= Polish Fantasy (Paderewski) =

A portrait of Ignacy Jan Paderewski, by painter Lawrence Alma-Tadema, 1890

The Polish Fantasy in G♯ minor, Op.19 (French: Fantaisie polonaise sur des thèmes originaux), is a work for piano and orchestra composed in 1893 by Ignacy Jan Paderewski. It was first performed at the Norwich Festival in England the same year, where it achieved success and became a frequent addition to Paderewswki's concert repertoire. It is characterized by expressive themes, drawing influences from Polish folk music, and was often played by Paderewski at his concerts to remind audiences of the existence of then-occupied Poland.

The work was dedicated to Princess Rachel de Brancovan.

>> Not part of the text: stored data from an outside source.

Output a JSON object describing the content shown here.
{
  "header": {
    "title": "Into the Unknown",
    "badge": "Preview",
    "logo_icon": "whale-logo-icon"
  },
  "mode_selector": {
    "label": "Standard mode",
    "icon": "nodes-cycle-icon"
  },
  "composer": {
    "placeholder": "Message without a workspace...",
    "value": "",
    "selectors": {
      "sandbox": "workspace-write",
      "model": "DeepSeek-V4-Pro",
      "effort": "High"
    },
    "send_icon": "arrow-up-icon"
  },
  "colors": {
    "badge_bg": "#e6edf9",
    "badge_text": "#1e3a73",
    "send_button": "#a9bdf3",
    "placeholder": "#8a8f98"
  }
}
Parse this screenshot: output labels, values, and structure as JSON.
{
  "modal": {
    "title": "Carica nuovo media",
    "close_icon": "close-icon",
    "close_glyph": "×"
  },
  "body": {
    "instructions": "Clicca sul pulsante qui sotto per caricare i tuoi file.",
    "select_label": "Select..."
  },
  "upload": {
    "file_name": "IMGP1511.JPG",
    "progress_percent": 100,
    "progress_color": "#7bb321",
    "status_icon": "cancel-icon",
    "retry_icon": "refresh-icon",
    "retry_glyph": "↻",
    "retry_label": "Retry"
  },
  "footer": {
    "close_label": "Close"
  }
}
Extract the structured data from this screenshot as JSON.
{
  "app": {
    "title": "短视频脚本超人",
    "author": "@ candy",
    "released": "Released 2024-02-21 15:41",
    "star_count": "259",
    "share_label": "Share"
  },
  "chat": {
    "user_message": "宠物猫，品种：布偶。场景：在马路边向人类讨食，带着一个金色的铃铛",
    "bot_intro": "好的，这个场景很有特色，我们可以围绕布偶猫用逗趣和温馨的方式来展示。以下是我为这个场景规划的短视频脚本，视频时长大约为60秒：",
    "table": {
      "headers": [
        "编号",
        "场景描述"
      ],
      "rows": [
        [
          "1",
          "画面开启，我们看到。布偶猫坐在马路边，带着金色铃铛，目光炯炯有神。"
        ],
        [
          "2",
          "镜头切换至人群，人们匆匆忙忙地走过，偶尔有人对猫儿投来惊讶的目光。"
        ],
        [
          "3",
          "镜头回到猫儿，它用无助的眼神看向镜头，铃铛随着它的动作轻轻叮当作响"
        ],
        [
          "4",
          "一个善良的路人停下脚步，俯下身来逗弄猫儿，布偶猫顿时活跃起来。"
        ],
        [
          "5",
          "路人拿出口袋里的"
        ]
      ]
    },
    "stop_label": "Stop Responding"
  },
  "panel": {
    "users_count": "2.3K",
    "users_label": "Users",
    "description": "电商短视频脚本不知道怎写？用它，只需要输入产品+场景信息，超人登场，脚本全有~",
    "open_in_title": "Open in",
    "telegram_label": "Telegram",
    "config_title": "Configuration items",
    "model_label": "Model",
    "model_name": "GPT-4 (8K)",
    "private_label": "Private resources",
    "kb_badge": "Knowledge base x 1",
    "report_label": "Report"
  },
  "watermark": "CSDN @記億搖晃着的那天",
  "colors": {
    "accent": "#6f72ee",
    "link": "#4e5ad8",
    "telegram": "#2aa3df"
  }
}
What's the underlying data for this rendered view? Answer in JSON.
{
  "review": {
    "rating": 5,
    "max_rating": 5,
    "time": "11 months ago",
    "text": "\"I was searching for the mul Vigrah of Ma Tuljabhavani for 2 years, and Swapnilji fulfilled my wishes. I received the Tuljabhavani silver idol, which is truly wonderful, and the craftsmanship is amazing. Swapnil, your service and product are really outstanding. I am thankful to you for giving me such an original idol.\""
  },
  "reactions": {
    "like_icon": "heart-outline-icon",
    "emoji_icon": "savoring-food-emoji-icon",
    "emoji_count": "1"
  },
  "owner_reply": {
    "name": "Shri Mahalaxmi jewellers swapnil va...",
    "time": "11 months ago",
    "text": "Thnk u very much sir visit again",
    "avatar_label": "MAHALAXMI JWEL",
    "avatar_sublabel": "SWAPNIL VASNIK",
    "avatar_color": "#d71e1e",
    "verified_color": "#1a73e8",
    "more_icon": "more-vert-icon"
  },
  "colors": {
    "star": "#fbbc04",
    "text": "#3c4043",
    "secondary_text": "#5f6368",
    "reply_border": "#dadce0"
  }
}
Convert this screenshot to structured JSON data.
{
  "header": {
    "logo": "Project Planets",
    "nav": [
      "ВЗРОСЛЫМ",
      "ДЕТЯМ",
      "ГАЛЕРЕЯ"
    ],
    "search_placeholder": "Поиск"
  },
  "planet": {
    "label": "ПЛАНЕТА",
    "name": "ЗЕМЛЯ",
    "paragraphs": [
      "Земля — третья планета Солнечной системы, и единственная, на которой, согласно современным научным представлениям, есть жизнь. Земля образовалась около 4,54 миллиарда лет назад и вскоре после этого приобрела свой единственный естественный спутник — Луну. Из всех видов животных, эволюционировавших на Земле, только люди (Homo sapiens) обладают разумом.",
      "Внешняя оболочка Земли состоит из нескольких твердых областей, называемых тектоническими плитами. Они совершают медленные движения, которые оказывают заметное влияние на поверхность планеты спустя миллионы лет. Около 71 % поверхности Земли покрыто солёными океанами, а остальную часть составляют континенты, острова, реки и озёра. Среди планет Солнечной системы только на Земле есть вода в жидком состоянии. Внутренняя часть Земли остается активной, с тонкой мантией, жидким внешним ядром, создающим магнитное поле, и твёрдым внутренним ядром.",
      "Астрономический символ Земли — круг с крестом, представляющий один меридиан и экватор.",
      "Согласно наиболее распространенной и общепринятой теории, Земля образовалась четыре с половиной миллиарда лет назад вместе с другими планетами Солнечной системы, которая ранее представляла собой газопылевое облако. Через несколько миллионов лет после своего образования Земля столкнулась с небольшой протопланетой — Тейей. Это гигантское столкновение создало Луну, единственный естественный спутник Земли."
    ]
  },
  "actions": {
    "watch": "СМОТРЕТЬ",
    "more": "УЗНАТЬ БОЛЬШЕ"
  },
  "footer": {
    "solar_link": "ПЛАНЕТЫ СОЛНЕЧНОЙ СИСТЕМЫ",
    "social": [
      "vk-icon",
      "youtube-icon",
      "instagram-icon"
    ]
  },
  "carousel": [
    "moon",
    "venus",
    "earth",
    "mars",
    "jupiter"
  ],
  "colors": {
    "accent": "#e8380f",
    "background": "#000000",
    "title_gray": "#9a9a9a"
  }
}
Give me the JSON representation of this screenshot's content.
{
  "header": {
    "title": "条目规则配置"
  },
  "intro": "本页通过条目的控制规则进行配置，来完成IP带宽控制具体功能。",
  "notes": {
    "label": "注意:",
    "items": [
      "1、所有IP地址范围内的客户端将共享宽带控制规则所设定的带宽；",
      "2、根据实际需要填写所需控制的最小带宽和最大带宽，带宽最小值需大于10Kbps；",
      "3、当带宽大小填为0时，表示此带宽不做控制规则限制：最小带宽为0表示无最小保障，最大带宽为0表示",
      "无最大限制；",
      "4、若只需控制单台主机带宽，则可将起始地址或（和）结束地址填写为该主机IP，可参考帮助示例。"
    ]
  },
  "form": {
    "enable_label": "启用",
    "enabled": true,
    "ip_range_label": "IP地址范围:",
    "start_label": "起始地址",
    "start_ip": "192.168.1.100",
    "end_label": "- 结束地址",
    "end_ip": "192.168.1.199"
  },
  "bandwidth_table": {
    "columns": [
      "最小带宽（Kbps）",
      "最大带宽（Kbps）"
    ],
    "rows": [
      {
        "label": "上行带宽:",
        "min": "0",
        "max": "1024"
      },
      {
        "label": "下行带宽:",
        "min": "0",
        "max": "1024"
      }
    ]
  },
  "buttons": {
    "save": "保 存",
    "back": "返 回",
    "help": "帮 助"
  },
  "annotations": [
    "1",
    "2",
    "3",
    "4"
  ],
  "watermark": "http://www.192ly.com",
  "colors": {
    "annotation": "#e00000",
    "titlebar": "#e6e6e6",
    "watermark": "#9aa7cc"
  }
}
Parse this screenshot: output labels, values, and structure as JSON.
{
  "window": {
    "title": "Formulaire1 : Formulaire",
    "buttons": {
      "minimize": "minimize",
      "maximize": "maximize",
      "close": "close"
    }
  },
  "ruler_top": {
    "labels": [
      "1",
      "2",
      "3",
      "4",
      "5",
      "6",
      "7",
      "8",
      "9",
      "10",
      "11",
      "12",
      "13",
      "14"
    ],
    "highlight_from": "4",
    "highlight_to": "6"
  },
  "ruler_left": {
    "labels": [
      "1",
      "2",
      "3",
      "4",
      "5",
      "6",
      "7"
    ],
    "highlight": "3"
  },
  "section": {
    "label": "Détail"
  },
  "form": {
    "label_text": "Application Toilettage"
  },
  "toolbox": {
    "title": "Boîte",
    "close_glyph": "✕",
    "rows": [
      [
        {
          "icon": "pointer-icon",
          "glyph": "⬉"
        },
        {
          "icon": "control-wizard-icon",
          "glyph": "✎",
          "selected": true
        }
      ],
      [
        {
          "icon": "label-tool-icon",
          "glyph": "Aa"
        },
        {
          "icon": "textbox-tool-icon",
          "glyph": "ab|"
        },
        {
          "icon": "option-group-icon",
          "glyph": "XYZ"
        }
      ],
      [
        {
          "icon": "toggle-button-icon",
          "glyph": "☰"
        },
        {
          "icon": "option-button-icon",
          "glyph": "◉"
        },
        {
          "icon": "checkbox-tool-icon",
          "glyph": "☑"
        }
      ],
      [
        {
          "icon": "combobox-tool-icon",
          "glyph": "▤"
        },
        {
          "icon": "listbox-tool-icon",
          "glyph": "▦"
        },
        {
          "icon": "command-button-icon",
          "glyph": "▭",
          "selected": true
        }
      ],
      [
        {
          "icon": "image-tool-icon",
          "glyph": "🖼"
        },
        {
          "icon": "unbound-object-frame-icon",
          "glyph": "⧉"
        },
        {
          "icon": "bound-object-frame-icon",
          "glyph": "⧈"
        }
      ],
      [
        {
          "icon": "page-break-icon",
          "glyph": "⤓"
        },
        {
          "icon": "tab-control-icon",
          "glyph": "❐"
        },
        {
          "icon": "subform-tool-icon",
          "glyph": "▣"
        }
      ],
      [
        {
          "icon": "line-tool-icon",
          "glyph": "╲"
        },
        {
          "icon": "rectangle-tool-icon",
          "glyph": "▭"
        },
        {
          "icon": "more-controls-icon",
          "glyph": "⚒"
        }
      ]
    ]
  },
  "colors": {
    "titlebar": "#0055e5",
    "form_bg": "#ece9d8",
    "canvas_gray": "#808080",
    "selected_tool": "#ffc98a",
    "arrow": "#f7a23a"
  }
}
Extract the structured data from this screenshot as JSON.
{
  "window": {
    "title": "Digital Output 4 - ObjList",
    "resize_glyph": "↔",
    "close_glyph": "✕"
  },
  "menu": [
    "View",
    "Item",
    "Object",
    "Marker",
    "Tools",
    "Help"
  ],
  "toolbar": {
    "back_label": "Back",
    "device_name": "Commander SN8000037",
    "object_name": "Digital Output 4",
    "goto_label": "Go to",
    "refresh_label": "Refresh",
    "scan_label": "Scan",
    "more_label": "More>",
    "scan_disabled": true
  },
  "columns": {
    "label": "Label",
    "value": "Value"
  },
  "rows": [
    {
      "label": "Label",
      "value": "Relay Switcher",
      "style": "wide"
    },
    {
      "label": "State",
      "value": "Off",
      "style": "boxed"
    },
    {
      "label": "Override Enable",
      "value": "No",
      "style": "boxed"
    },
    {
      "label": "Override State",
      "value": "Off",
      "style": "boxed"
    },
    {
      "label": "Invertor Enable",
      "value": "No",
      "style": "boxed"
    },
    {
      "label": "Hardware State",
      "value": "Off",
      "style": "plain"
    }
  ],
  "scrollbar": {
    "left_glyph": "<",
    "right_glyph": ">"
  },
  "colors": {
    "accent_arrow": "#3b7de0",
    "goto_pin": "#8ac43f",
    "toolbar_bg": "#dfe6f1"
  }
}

A typical performance lasts around 21 minutes.

==Music==
The piece is scored for solo piano, piccolo, 2 flutes, 2 oboes, English horn, 2 clarinets, 2 bassoons, 4 horns, 2 trumpets, 3 trombones, tuba, timpani, percussion, harp, and strings.

Although one piece, the Fantasy can be divided into four distinct movements:

Throughout it, one can hear rhythms of numerous Polish folk dances, including those of an oberek, a krakowiak, and a modified polonaise in duple meter.